Alex is a Senior Writer for The Firearm Blog and Director of TFBTV.


  • BryanS

    That NFA tax is a great motivator to get politically active and educate lawmakers. Suppressors are not firearms themselves, and should not be regulated as such.

    (not that the government has any right to regulate firearms anyhow… )

    • TokenGimp

      You make a good point. Our government is always looking for new sources of revenue and this is a slam dunk. Due to popular misconception suppressors are not just for assassin spies. Suppressors are a good way to show respect for and not irritate neighbors with noise. We should really follow SA or NZ as a civilized country. See attached article;

      • BryanS

        The manufacturer should be making money off of them, and the only money the fed should get from it is in a sales tax. Nothing more, nothing less. Much like a chimp with a flamethrower, you wonder how they got that much power and know that they cant be trusted not to hurt everyone including themselves with it.

  • bbmg

    It would have been nice to hear the Uzi with subsonics. Nice little test, and excellent choice of truck πŸ˜€

    Was the POI shift consistent?

    • Ha, thank you. That is a fleet truck (I am in the vehicle rental business) that I borrowed for a few days. Great vehicle!
      But yes, I have purchased some subsonic ammunition and will try again to see how it does. Also the POI shift was very consistent and repeatable. I think the best thing to do might be to sight in a cheap red with a QD mount for use with the can.

  • David

    The POA shift is obsurd. That’s all I need to know about them

    • me ohmy

      hang weight out from of a piece of steel, something has to shift…deal

      • david

        The Surefire suppressor has no windage shift at all and only 1/2 moa down due to weight. Compare that to a 5ft shift at 100 yards for the Bowers No thanks

        • david

          “POI shift was about a foot high and right at 20 yards”

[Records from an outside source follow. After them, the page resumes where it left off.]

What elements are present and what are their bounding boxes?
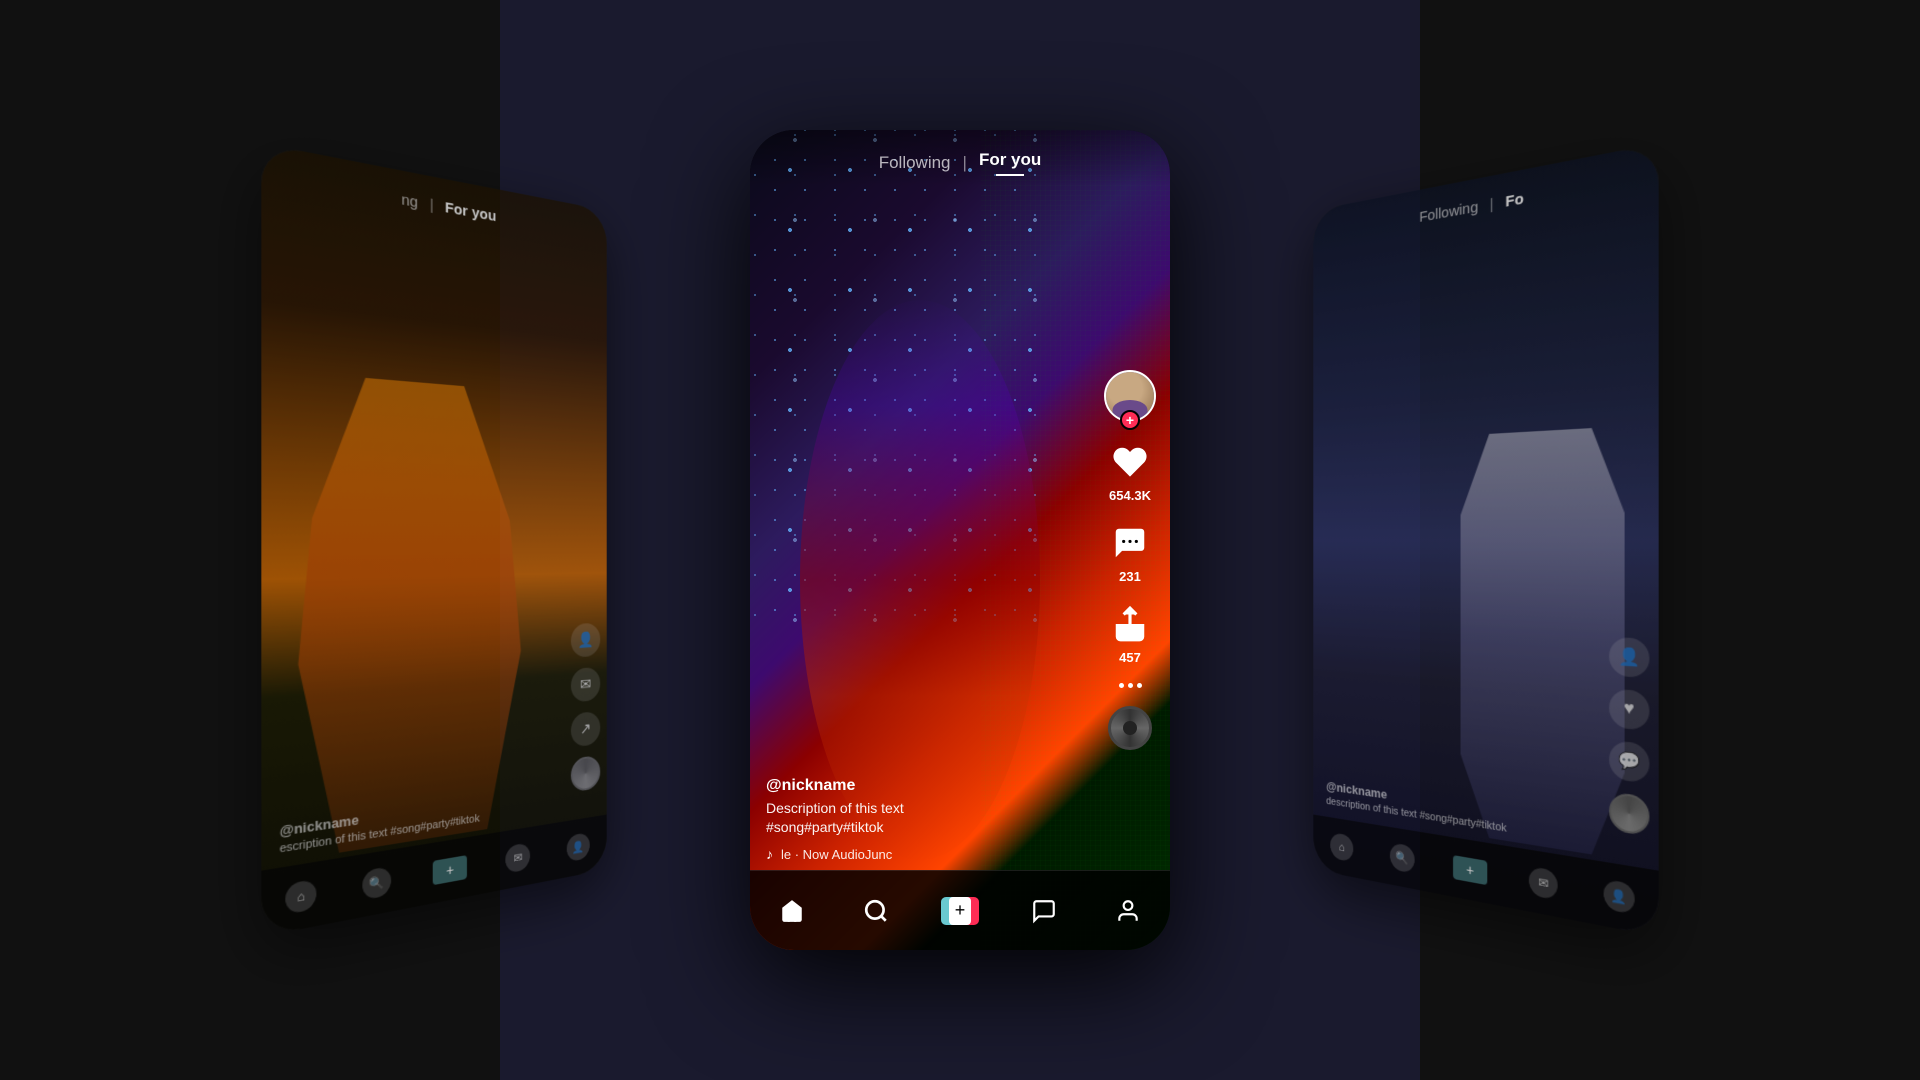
dot-3 — [1137, 683, 1142, 688]
comment-action: 231 — [1108, 521, 1152, 584]
more-action[interactable] — [1119, 683, 1142, 688]
nav-inbox[interactable] — [1002, 898, 1086, 924]
nav-search[interactable] — [834, 898, 918, 924]
video-description: Description of this text #song#party#tik… — [766, 799, 1100, 838]
nav-profile[interactable] — [1086, 898, 1170, 924]
comment-button[interactable] — [1108, 521, 1152, 565]
share-count: 457 — [1119, 650, 1141, 665]
left-nav-profile[interactable]: 👤 — [567, 832, 590, 862]
right-separator: | — [1490, 196, 1494, 214]
right-phone-content: Following | Fo 👤 ♥ 💬 @nickname descripti… — [1313, 143, 1658, 937]
video-username[interactable]: @nickname — [766, 777, 1100, 795]
right-nav-home[interactable]: ⌂ — [1330, 832, 1353, 862]
right-like-icon[interactable]: ♥ — [1609, 688, 1649, 731]
left-nav-search[interactable]: 🔍 — [362, 866, 391, 900]
music-bar: ♪ le · Now AudioJunc — [766, 846, 1100, 862]
left-separator: | — [430, 196, 434, 214]
right-profile-icon[interactable]: 👤 — [1609, 637, 1649, 678]
dot-1 — [1119, 683, 1124, 688]
left-profile-icon[interactable]: 👤 — [571, 623, 600, 658]
like-action: 654.3K — [1108, 440, 1152, 503]
right-comment-icon[interactable]: 💬 — [1609, 740, 1649, 784]
left-share-icon[interactable]: ↗ — [571, 711, 600, 748]
dot-2 — [1128, 683, 1133, 688]
share-button[interactable] — [1108, 602, 1152, 646]
music-name: le · Now AudioJunc — [781, 847, 892, 862]
main-nav-tabs: Following | For you — [750, 150, 1170, 176]
nav-home[interactable] — [750, 898, 834, 924]
music-disc[interactable] — [1108, 706, 1152, 750]
left-nav-inbox[interactable]: ✉ — [506, 842, 531, 873]
left-phone-content: ng | For you 👤 ✉ ↗ @nickname escription … — [261, 143, 606, 937]
more-dots-icon — [1119, 683, 1142, 688]
phone-header: Following | For you — [750, 130, 1170, 186]
like-count: 654.3K — [1109, 488, 1151, 503]
left-nav-add[interactable]: + — [433, 855, 467, 885]
comment-count: 231 — [1119, 569, 1141, 584]
right-nav-profile[interactable]: 👤 — [1603, 879, 1634, 915]
left-nav-home[interactable]: ⌂ — [286, 879, 317, 915]
add-btn-center: + — [949, 897, 971, 925]
bottom-navigation: + — [750, 870, 1170, 950]
left-following-tab[interactable]: ng — [401, 191, 418, 211]
share-action: 457 — [1108, 602, 1152, 665]
main-following-tab[interactable]: Following — [879, 153, 951, 173]
follow-plus-button[interactable]: + — [1120, 410, 1140, 430]
left-action-bar: 👤 ✉ ↗ — [571, 623, 600, 793]
main-foryou-tab[interactable]: For you — [979, 150, 1041, 169]
right-action-bar: 👤 ♥ 💬 — [1609, 637, 1649, 836]
like-button[interactable] — [1108, 440, 1152, 484]
left-inbox-icon[interactable]: ✉ — [571, 667, 600, 703]
creator-avatar-container: + — [1104, 370, 1156, 422]
music-note-icon: ♪ — [766, 846, 773, 862]
bottom-info: @nickname Description of this text #song… — [766, 777, 1100, 862]
right-nav-inbox[interactable]: ✉ — [1529, 866, 1558, 900]
right-phone: Following | Fo 👤 ♥ 💬 @nickname descripti… — [1313, 143, 1658, 937]
left-phone: ng | For you 👤 ✉ ↗ @nickname escription … — [261, 143, 606, 937]
main-separator: | — [963, 153, 967, 173]
nav-add[interactable]: + — [918, 896, 1002, 926]
add-video-button[interactable]: + — [938, 896, 982, 926]
action-bar: + 654.3K 231 — [1104, 370, 1156, 750]
right-foryou-tab[interactable]: Fo — [1505, 190, 1523, 211]
right-nav-add[interactable]: + — [1453, 855, 1487, 885]
active-tab-underline — [996, 174, 1024, 176]
right-nav-search[interactable]: 🔍 — [1390, 842, 1415, 873]
main-phone: Following | For you + 654.3K — [750, 130, 1170, 950]
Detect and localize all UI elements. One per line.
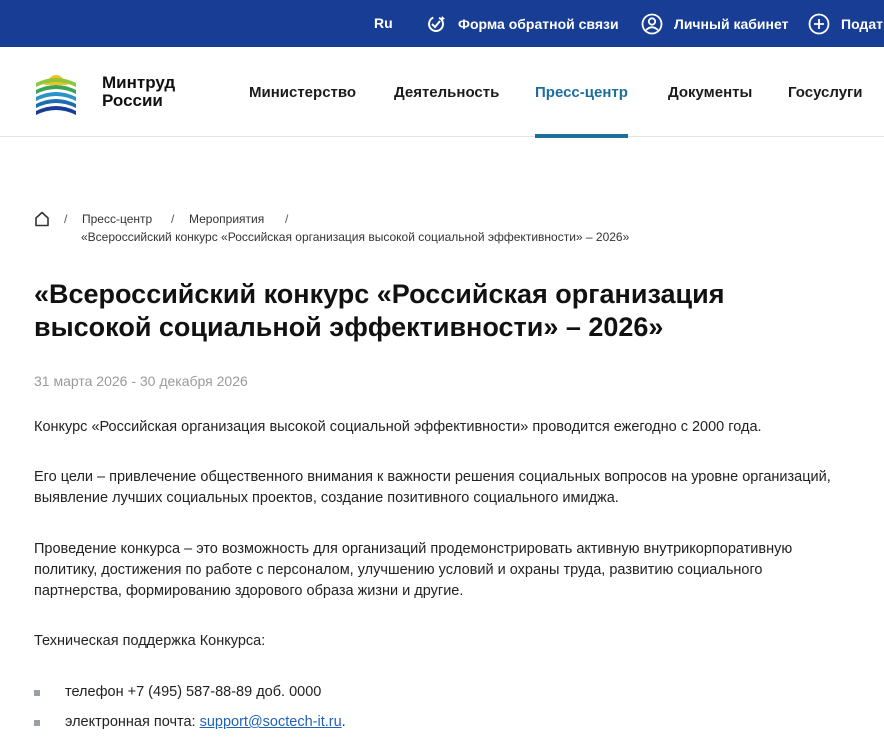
feedback-form-link[interactable]: Форма обратной связи [425, 0, 619, 47]
paragraph-opportunity: Проведение конкурса – это возможность дл… [34, 541, 793, 599]
nav-gosuslugi[interactable]: Госуслуги [788, 47, 863, 137]
top-bar: Ru Форма обратной связи Личный кабинет П… [0, 0, 884, 47]
breadcrumb-separator: / [171, 212, 175, 226]
plus-circle-icon [808, 13, 830, 34]
contact-email-line: электронная почта: support@soctech-it.ru… [65, 714, 346, 730]
user-icon [641, 13, 663, 34]
paragraph-intro: Конкурс «Российская организация высокой … [34, 419, 762, 435]
bullet-icon [34, 690, 40, 696]
nav-activity[interactable]: Деятельность [394, 47, 499, 137]
email-suffix: . [341, 714, 346, 730]
event-dates: 31 марта 2026 - 30 декабря 2026 [34, 373, 248, 389]
breadcrumb-press-center[interactable]: Пресс-центр [82, 212, 152, 226]
paragraph-goals: Его цели – привлечение общественного вни… [34, 469, 831, 506]
email-prefix: электронная почта: [65, 714, 200, 730]
logo-line-2: России [102, 91, 163, 110]
personal-cabinet-label: Личный кабинет [674, 15, 789, 32]
language-switch[interactable]: Ru [374, 15, 393, 31]
submit-label: Подать [841, 15, 884, 32]
contact-phone: телефон +7 (495) 587-88-89 доб. 0000 [65, 684, 322, 700]
nav-documents[interactable]: Документы [668, 47, 752, 137]
feedback-icon [428, 15, 445, 32]
home-icon[interactable] [34, 211, 50, 227]
logo-text[interactable]: Минтруд России [102, 74, 175, 110]
submit-link[interactable]: Подать [808, 0, 884, 47]
nav-press-center[interactable]: Пресс-центр [535, 47, 628, 138]
mintrud-logo-icon[interactable] [34, 67, 78, 117]
main-header: Минтруд России Министерство Деятельность… [0, 47, 884, 138]
breadcrumb-separator: / [64, 212, 68, 226]
personal-cabinet-link[interactable]: Личный кабинет [641, 0, 788, 47]
page-title: «Всероссийский конкурс «Российская орган… [34, 279, 725, 342]
breadcrumb-separator: / [285, 212, 289, 226]
feedback-form-label: Форма обратной связи [458, 15, 619, 32]
logo-line-1: Минтруд [102, 73, 176, 92]
bullet-icon [34, 720, 40, 726]
breadcrumb-current: «Всероссийский конкурс «Российская орган… [81, 230, 630, 244]
paragraph-support: Техническая поддержка Конкурса: [34, 633, 266, 649]
nav-ministry[interactable]: Министерство [249, 47, 356, 137]
support-email-link[interactable]: support@soctech-it.ru [200, 714, 342, 730]
breadcrumb-events[interactable]: Мероприятия [189, 212, 264, 226]
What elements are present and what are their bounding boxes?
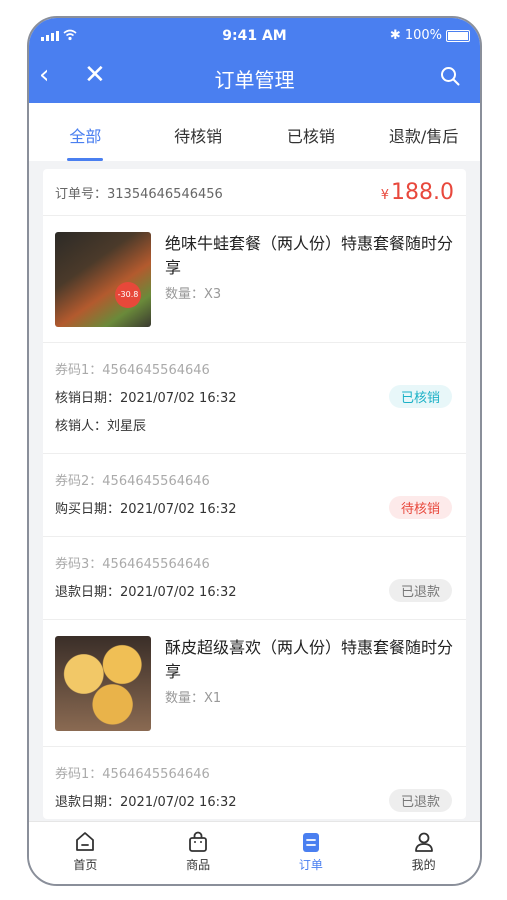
tabbar-item-products[interactable]: 商品: [142, 822, 255, 884]
product-item[interactable]: 酥皮超级喜欢（两人份）特惠套餐随时分享 数量：X1: [43, 620, 466, 747]
status-bar: 9:41 AM ✱ 100%: [29, 18, 480, 54]
tabbar-label: 商品: [186, 858, 211, 872]
tabbar-label: 首页: [73, 858, 98, 872]
coupon-code: 券码3：4564645564646: [55, 557, 210, 572]
header: 9:41 AM ✱ 100% ‹ ✕ 订单管理: [29, 18, 480, 103]
bottom-tab-bar: 首页 商品 订单 我的: [29, 821, 480, 884]
product-name: 绝味牛蛙套餐（两人份）特惠套餐随时分享: [165, 234, 454, 277]
price-value: 188.0: [391, 179, 454, 205]
search-icon[interactable]: [440, 66, 460, 86]
tab-all[interactable]: 全部: [29, 103, 142, 161]
tabbar-item-orders[interactable]: 订单: [255, 822, 368, 884]
battery-text: 100%: [404, 28, 442, 43]
page-title: 订单管理: [214, 68, 295, 92]
tabbar-label: 我的: [411, 858, 436, 872]
phone-frame: 9:41 AM ✱ 100% ‹ ✕ 订单管理 全部 待核销 已核销 退款/售后…: [27, 16, 482, 886]
order-card: 订单号：31354646546456 ¥188.0 绝味牛蛙套餐（两人份）特惠套…: [43, 169, 466, 819]
bag-icon: [189, 831, 208, 852]
coupon-code: 券码2：4564645564646: [55, 474, 210, 489]
bluetooth-icon: ✱: [389, 28, 401, 43]
tab-refund[interactable]: 退款/售后: [367, 103, 480, 161]
tab-verified[interactable]: 已核销: [255, 103, 368, 161]
product-qty: 数量：X1: [165, 691, 222, 706]
battery-icon: [446, 29, 470, 42]
user-icon: [414, 832, 433, 852]
order-number: 订单号：31354646546456: [55, 183, 223, 202]
order-price: ¥188.0: [381, 180, 454, 205]
coupon-person: 核销人：刘星辰: [55, 419, 147, 434]
product-image: [55, 232, 151, 327]
coupon-item: 券码3：4564645564646 退款日期：2021/07/02 16:32 …: [43, 537, 466, 620]
product-qty: 数量：X3: [165, 287, 222, 302]
status-right: ✱ 100%: [390, 28, 470, 43]
tab-pending[interactable]: 待核销: [142, 103, 255, 161]
order-header: 订单号：31354646546456 ¥188.0: [43, 169, 466, 216]
status-badge: 已退款: [388, 789, 452, 812]
status-badge: 已退款: [388, 579, 452, 602]
order-number-label: 订单号：: [55, 186, 108, 202]
coupon-item: 券码1：4564645564646 退款日期：2021/07/02 16:32 …: [43, 747, 466, 819]
currency-symbol: ¥: [380, 187, 390, 203]
product-item[interactable]: 绝味牛蛙套餐（两人份）特惠套餐随时分享 数量：X3: [43, 216, 466, 343]
order-icon: [302, 833, 319, 852]
home-icon: [76, 832, 95, 851]
coupon-item: 券码2：4564645564646 购买日期：2021/07/02 16:32 …: [43, 454, 466, 537]
order-tabs: 全部 待核销 已核销 退款/售后: [29, 103, 480, 161]
status-badge: 待核销: [388, 496, 452, 519]
tabbar-label: 订单: [298, 858, 323, 872]
coupon-code: 券码1：4564645564646: [55, 767, 210, 782]
coupon-code: 券码1：4564645564646: [55, 363, 210, 378]
product-image: [55, 636, 151, 731]
product-info: 酥皮超级喜欢（两人份）特惠套餐随时分享 数量：X1: [165, 636, 454, 730]
status-badge: 已核销: [388, 385, 452, 408]
tabbar-item-me[interactable]: 我的: [367, 822, 480, 884]
product-info: 绝味牛蛙套餐（两人份）特惠套餐随时分享 数量：X3: [165, 232, 454, 326]
product-name: 酥皮超级喜欢（两人份）特惠套餐随时分享: [165, 638, 454, 681]
tabbar-item-home[interactable]: 首页: [29, 822, 142, 884]
coupon-item: 券码1：4564645564646 核销日期：2021/07/02 16:32 …: [43, 343, 466, 454]
order-number-value: 31354646546456: [107, 186, 223, 202]
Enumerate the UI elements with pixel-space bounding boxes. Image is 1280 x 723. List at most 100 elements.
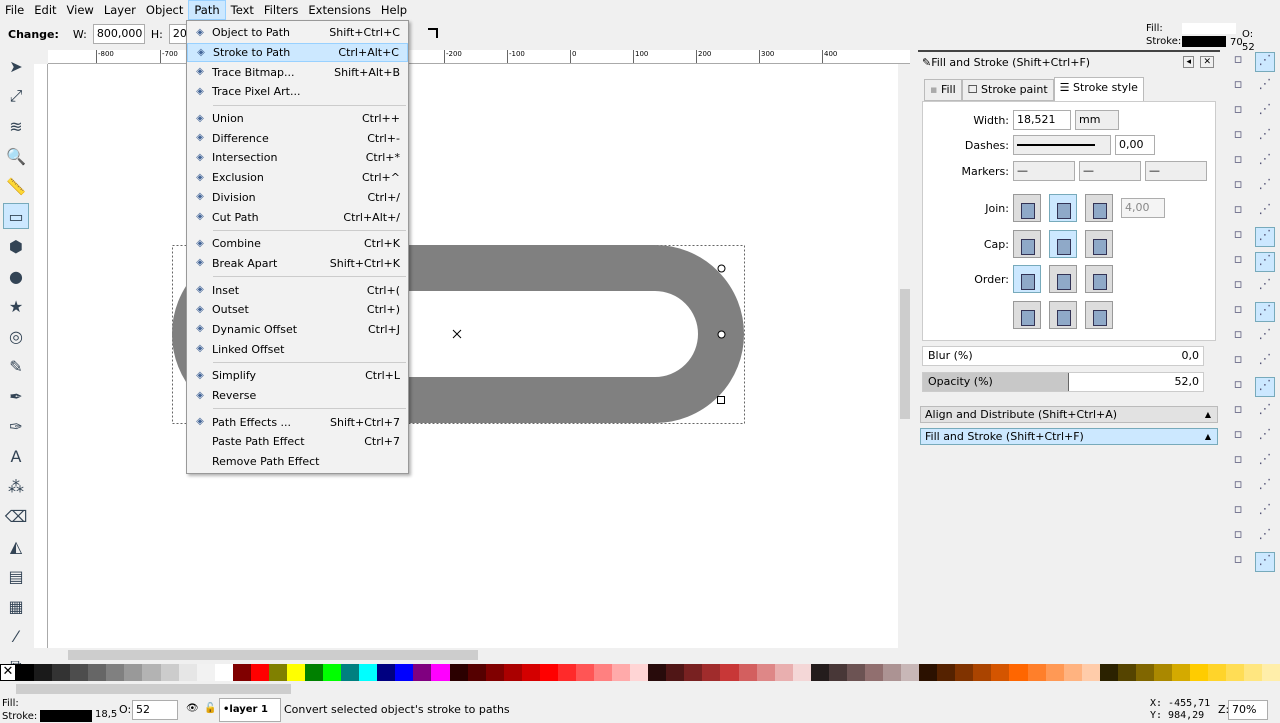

          Thats 5 feet high and 5 feet right, compared to Surefire’s 1/2 inch low and nothing right.

        • me ohmy

          surefires costs a grand…and isnt any more effective….I like Bowers

          • AAC

            If you’re shooting a gun then accuracy is important. So yeah, I’d say a 60 MOA shift is a reduction in effectiveness.

  • Micki Mahoney

    Finnish tests with suppressors on rifles showed POI shift of between 4 and 10-inch at 100 yards, due to altered barrel harmonics. But on a stubby SMG barrel, a 12-inch POI shift seems rather excessive at just 20 yards.

    Did you check for signs of baffle-strike, Alex?

  • claymore

    Next time you do a test on suppressors you might want to put your recording device out past the end of the barrel. What everybody is hearing now is the sound of the action, muzzle blast being directed out the open action, and the mechanical sound from moving parts.

    The industry standard when testing suppressors is 10 feet from the muzzle perpendicular to the barrel.

    That being said I like this type of story any and all suppressors bring them on.

    The shift in POI on these is quite large when other brands that I have test have had no impact..

  • AR-PRO

    I love my Bowers suppressor, I have the CAC 45 and use it on my AR SBR in 45acp, works awesome!

  • AR-PRO

    And it shoots the same POI with or without the can.